BYU researchers Anthony Vance, Conan Albrecht and James Hansen say their system is the most accurate way to detect corporate fraud. They say fraud forecasting has been in the works for 30 years and MetaFraud, their new tool, takes it to a new level.
“It’s able to predict fraud with 80 percent accuracy, and when theres a high degree of confidence, it goes up to 90 percent. So this is far beyond even the cutting edge research that’s been done previously,” said Vance.
Vance says MetaFraud can help prevent fraud by number-crunching the company’s financial records. They input 15 years of public financial statements then try and predict fraud by using red-flag financial ratios.

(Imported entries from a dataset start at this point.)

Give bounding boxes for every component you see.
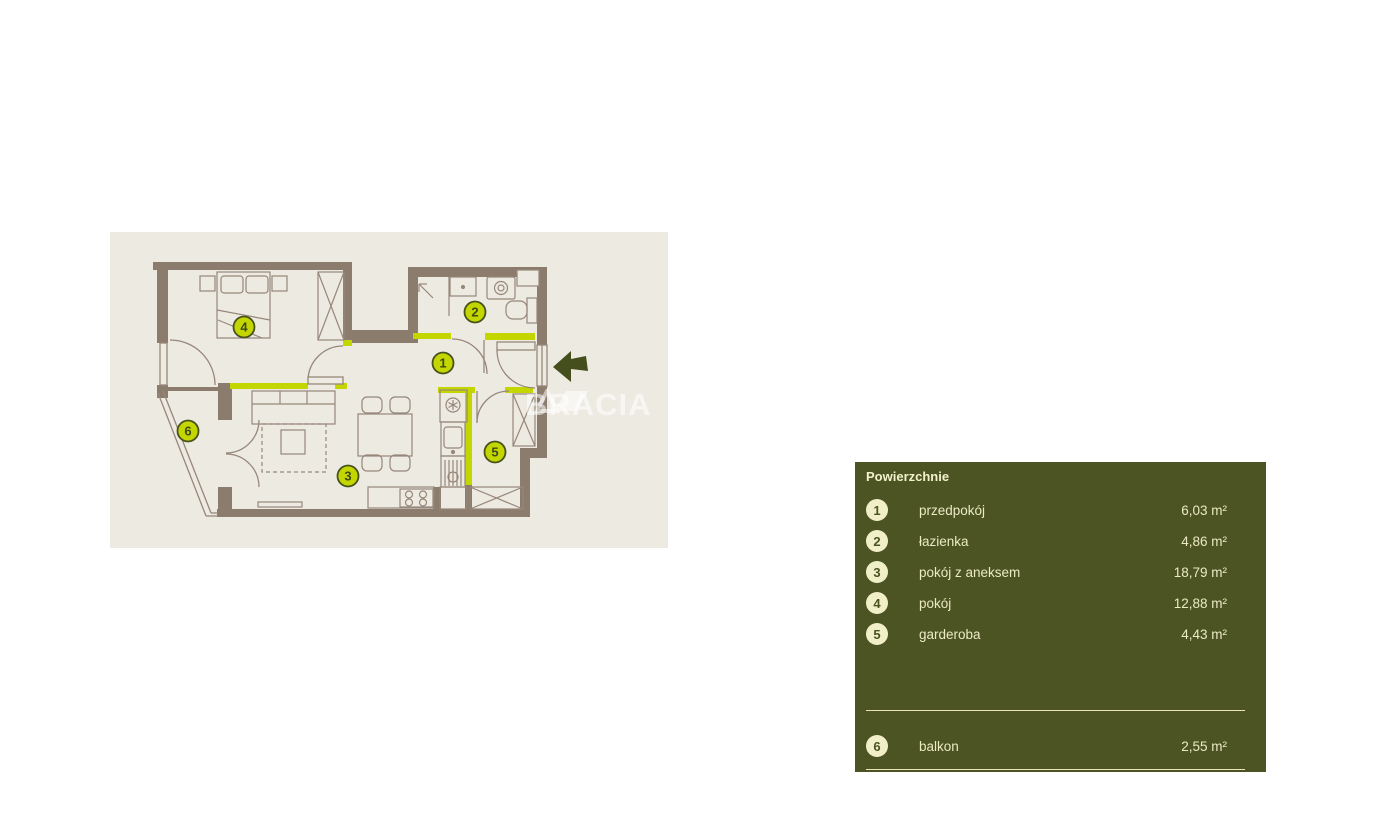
room-area: 18,79 m² [1174, 565, 1245, 580]
bathroom-door-arc [452, 339, 487, 374]
legend-row: 1 przedpokój 6,03 m² [866, 498, 1245, 522]
balcony-railing [158, 391, 218, 516]
washing-machine [487, 277, 515, 299]
bedroom-furniture [200, 272, 344, 340]
washbasin-tap [462, 286, 465, 289]
nightstand [200, 276, 215, 291]
legend-badge: 5 [866, 623, 888, 645]
stove [400, 489, 433, 507]
room-badge-5: 5 [485, 442, 506, 463]
entrance-door-leaf [497, 342, 535, 350]
window-segment [230, 383, 308, 389]
legend-badge: 6 [866, 735, 888, 757]
entrance-door-arc [497, 350, 535, 388]
panel-title: Powierzchnie [866, 469, 949, 484]
shower-icon [419, 284, 433, 298]
areas-panel: Powierzchnie 1 przedpokój 6,03 m² 2 łazi… [855, 462, 1266, 772]
kitchen-sink-tap [452, 451, 455, 454]
room-name: pokój z aneksem [919, 565, 1020, 580]
legend-row: 2 łazienka 4,86 m² [866, 529, 1245, 553]
room-name: pokój [919, 596, 951, 611]
window-segment [343, 340, 352, 346]
coffee-table [281, 430, 305, 454]
fridge [440, 487, 467, 509]
chair [362, 455, 382, 471]
kitchen-sink-basin [444, 427, 462, 448]
window-segment [413, 333, 451, 339]
separator-line [866, 710, 1245, 711]
bedroom-door-leaf [308, 377, 343, 384]
legend-badge: 2 [866, 530, 888, 552]
room-badge-6: 6 [178, 421, 199, 442]
toilet-bowl [506, 301, 527, 319]
window-segment [465, 390, 472, 485]
bedroom-balcony-door-arc [170, 340, 215, 385]
room-badge-1: 1 [433, 353, 454, 374]
svg-text:2: 2 [471, 305, 478, 320]
legend-row: 4 pokój 12,88 m² [866, 591, 1245, 615]
room-name: garderoba [919, 627, 981, 642]
listing-image: 1 2 3 4 5 [0, 0, 1379, 824]
room-badge-3: 3 [338, 466, 359, 487]
legend-row: 3 pokój z aneksem 18,79 m² [866, 560, 1245, 584]
svg-text:5: 5 [491, 445, 498, 460]
chair [390, 397, 410, 413]
nightstand [272, 276, 287, 291]
rug [262, 424, 326, 472]
wall-niche [517, 270, 539, 286]
pillow [221, 276, 243, 293]
legend-row: 6 balkon 2,55 m² [866, 734, 1245, 758]
legend-row: 5 garderoba 4,43 m² [866, 622, 1245, 646]
pillow [246, 276, 268, 293]
separator-line [866, 769, 1245, 770]
entrance-arrow-icon [553, 351, 588, 382]
legend-badge: 1 [866, 499, 888, 521]
svg-text:1: 1 [439, 356, 446, 371]
floor-plan-drawing: 1 2 3 4 5 [110, 232, 668, 548]
toilet-tank [527, 298, 537, 323]
dishwasher [441, 456, 465, 487]
room-name: przedpokój [919, 503, 985, 518]
window-segment [485, 333, 535, 340]
room-badge-4: 4 [234, 317, 255, 338]
svg-text:6: 6 [184, 424, 191, 439]
boiler-icon [446, 398, 460, 412]
room-name: łazienka [919, 534, 969, 549]
room-area: 4,86 m² [1181, 534, 1245, 549]
room-area: 2,55 m² [1181, 739, 1245, 754]
dining-table [358, 414, 412, 456]
floor-plan: 1 2 3 4 5 [110, 232, 668, 548]
garderoba-door-arc [477, 391, 509, 423]
bedroom-door-arc [308, 346, 343, 381]
room-badge-2: 2 [465, 302, 486, 323]
svg-text:4: 4 [240, 320, 248, 335]
legend-badge: 4 [866, 592, 888, 614]
room-area: 4,43 m² [1181, 627, 1245, 642]
chair [390, 455, 410, 471]
bedroom-balcony-door-leaf [160, 343, 167, 385]
room-name: balkon [919, 739, 959, 754]
svg-text:3: 3 [344, 469, 351, 484]
washing-machine-drum [498, 285, 504, 291]
room-area: 12,88 m² [1174, 596, 1245, 611]
room-area: 6,03 m² [1181, 503, 1245, 518]
balcony-french-door-arc [226, 420, 259, 453]
washing-machine-drum [495, 282, 508, 295]
chair [362, 397, 382, 413]
sofa [252, 391, 335, 424]
balcony-french-door-arc [226, 454, 259, 487]
legend-badge: 3 [866, 561, 888, 583]
tv-console [258, 502, 302, 507]
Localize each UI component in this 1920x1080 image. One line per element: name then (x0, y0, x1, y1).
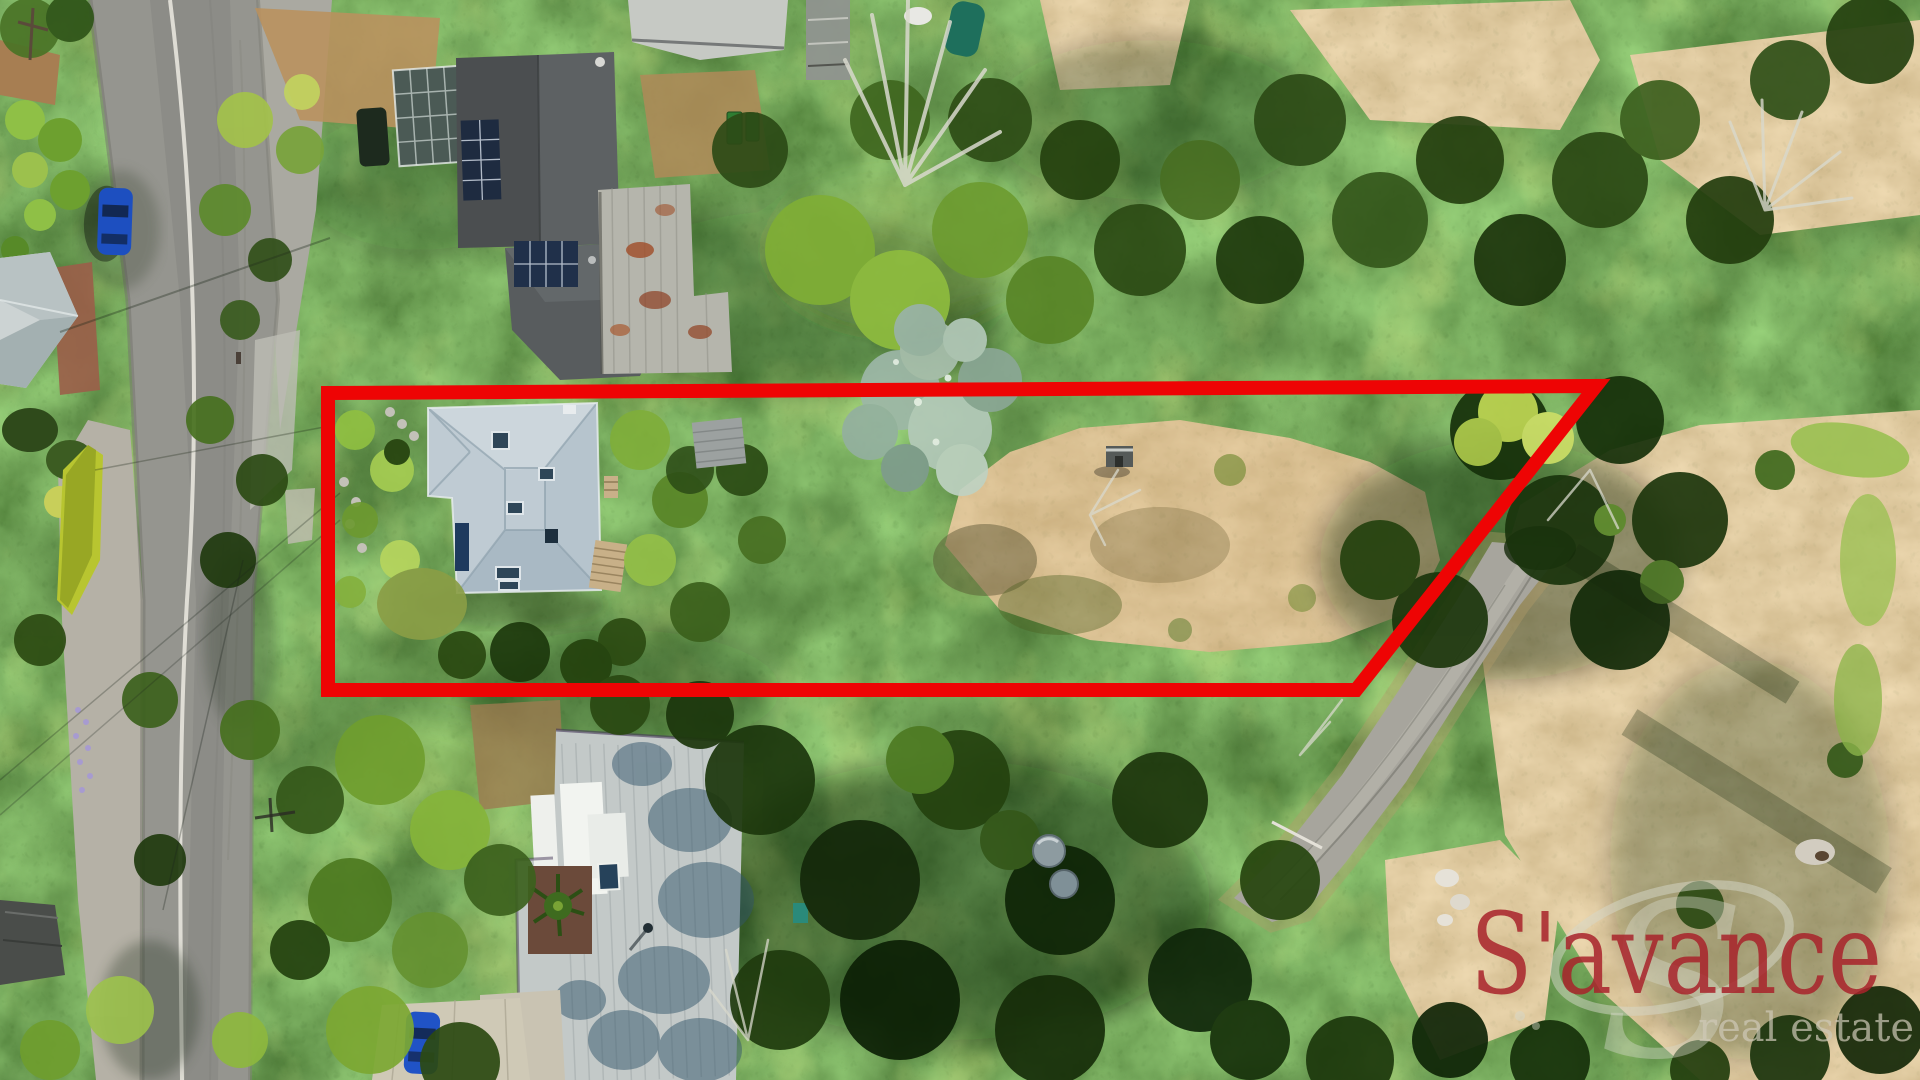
chimney (545, 529, 558, 543)
neighbor-roof-bottom-left (0, 900, 65, 985)
greenhouse (393, 66, 468, 167)
brand-tagline: real estate (1698, 1005, 1914, 1051)
courtyard (528, 866, 592, 954)
green-box (793, 903, 808, 923)
spa-cover (455, 523, 469, 571)
parked-van (356, 107, 390, 167)
outbuilding (692, 418, 747, 469)
aerial-photo-canvas: S S'avance real estate (0, 0, 1920, 1080)
bottom-dirt (470, 700, 565, 810)
listing-aerial-photo: S S'avance real estate (0, 0, 1920, 1080)
pergola (806, 0, 850, 80)
ac-unit (563, 405, 576, 414)
brand-wordmark: S'avance (1470, 890, 1882, 1020)
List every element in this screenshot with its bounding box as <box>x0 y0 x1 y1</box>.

Their predictions are compared to known fraudulent firms identified by the SEC. The researchers hope to equip investors, external auditors and regulators with a tool that accurately assesses a company’s risks.
“We have not solved the problem, but in some ways we have very much pushed the frontier ahead to be able to use those external financial statements to detect fraud,” said Albrecht.
Fraud scandals at Enron, WorldCom and other firms were the catalyst for a 78-percent drop in the NASDAQ between 2000 and 2002.
“Fraud is very detrimental to both companies and countries and what happens when corruption cases occur is then countries then have to spin their wheels trying to get back up to speed of where they were in the beginning,” said Albrecht.
Hansen, Albrecht and Vance are professors at BYU’s Marriott School of Management. The lead author on the study is Ahmed Abbasi of the University of Virginia.